2. In the unlikely event that elections are actually held, Bush will win. You will have to pay close attention, however, as there will be so many electoral shenanigans that even the mainstream press will have to report them, with stories such as "Mysterious Reversal in Vote Tally Unlikely to Have Affected Outcome of Election Say Electoral Officials." To get a head start, as always, go to: You'll need some of this background to pick up on the way this game is played.

3. More people involved in U.S. and British foreign policy will commit suicide without leaving notes. (RIP: David Kelly and U.S. State Department worker John Kokal. If you don't know who he is, go here. This is just a news capsule...use Google to research more.)

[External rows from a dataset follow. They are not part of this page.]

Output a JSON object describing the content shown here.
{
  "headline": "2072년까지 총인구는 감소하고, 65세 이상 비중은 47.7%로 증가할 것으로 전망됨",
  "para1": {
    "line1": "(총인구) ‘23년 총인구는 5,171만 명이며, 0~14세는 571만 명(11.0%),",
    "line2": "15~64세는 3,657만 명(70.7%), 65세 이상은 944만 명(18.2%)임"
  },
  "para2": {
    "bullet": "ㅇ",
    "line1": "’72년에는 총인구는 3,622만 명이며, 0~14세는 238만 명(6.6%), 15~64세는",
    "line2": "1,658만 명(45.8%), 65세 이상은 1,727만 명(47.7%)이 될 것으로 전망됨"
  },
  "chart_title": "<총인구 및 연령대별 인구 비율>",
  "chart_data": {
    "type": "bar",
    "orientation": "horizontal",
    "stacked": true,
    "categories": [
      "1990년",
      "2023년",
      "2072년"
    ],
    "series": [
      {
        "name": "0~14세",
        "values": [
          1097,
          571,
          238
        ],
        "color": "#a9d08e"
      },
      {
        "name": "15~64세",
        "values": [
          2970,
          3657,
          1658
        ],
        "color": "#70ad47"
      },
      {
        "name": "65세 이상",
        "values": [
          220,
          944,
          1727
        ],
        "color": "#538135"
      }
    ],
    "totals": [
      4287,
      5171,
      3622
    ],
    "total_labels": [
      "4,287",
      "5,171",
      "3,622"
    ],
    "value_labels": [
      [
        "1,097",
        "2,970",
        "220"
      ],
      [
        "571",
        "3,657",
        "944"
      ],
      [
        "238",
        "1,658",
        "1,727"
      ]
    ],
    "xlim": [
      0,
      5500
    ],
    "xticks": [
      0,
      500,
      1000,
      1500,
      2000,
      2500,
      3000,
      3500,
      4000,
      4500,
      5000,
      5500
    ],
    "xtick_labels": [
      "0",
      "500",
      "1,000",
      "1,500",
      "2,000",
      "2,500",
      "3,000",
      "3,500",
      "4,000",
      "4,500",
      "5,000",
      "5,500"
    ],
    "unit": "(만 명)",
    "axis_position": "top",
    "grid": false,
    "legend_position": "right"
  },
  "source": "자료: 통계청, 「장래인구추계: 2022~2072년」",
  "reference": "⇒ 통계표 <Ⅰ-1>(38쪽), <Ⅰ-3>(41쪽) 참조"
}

4. Dennis Kucinich will have a major tragedy or event in his life or campaign that will effectively bring his campaign to an end. Hopefully, this will not be a Wellstone-style plane ride. I'm hoping that it is simply the sabotage of his campaign by someone placed there to discredit him. I shouldn't say the person's name, for fear of libel, but he has done a great job of screwing up some very important and very winnable lawsuits. Go here and scroll down to the part about Kucinich. That's all I'm gonna say about that. You'll have to do the research yourself if you want to figure it out.

5. We go to war with another country. Duh.

6. The draft is reinstated. This will happen after the election, as the draft is unpopular...especially if loopholes for the rich are closed. Draft Boards are currently seeking patriotic applicants.

7. The internet will suffer its worse virus attack ever...probably around election time. I'd like to say that's aimed at my readers, but..well, no. There are reputable people saying this stuff, too.

8. 911 widow Kristen Breitweiser will be offered an immense amount of money or otherwise blackmailed into SHUTTING THE HELL UP. Hopefully, the blackmail attempts won't work. Check her GO girl: scoop. ( I need to ask, at this point, why the best source of news about the U.S. is this online New Zealand publication.)

9. Bev Harrison and will continue facing hack attacks and other disruptive techniques. I hope they are all nonviolent. (can you tell I'm plugging their site?)

10. And finally, if Saddam Hussein is brought to trial in a public way and given the right to defend himself (while namedropping a few American supporters from the Reagan administration) I will run naked through the Justice Department. The man may be dead already, for all we know. They won't even give the Red Cross access to him. Somewhere, out there, is an Iraqi (or Kuwaiti) Jack Ruby just waiting for his orders. Probably one of the Chalabi goons, but who knows, they may be too busy staging statue topplings. (That's kind of an inside joke for people who actually have done a little reading about the early days of our "liberation of Iraq." If you got the Chalabi reference, give yourself 2 marks. Four marks if you understood the statue toppling bit.)

Perhaps, dear reader, you have a few of your own predictions? Let me know and I'll post them here. Meanwhile, it will be sometime before many of these come to pass, though all within the next year or so. I hope you will drop by before then, on the off chance I might be right. Oh, and one more bit of prescient advice for my wealthier readers: Drop dollars and buy Euros. Now.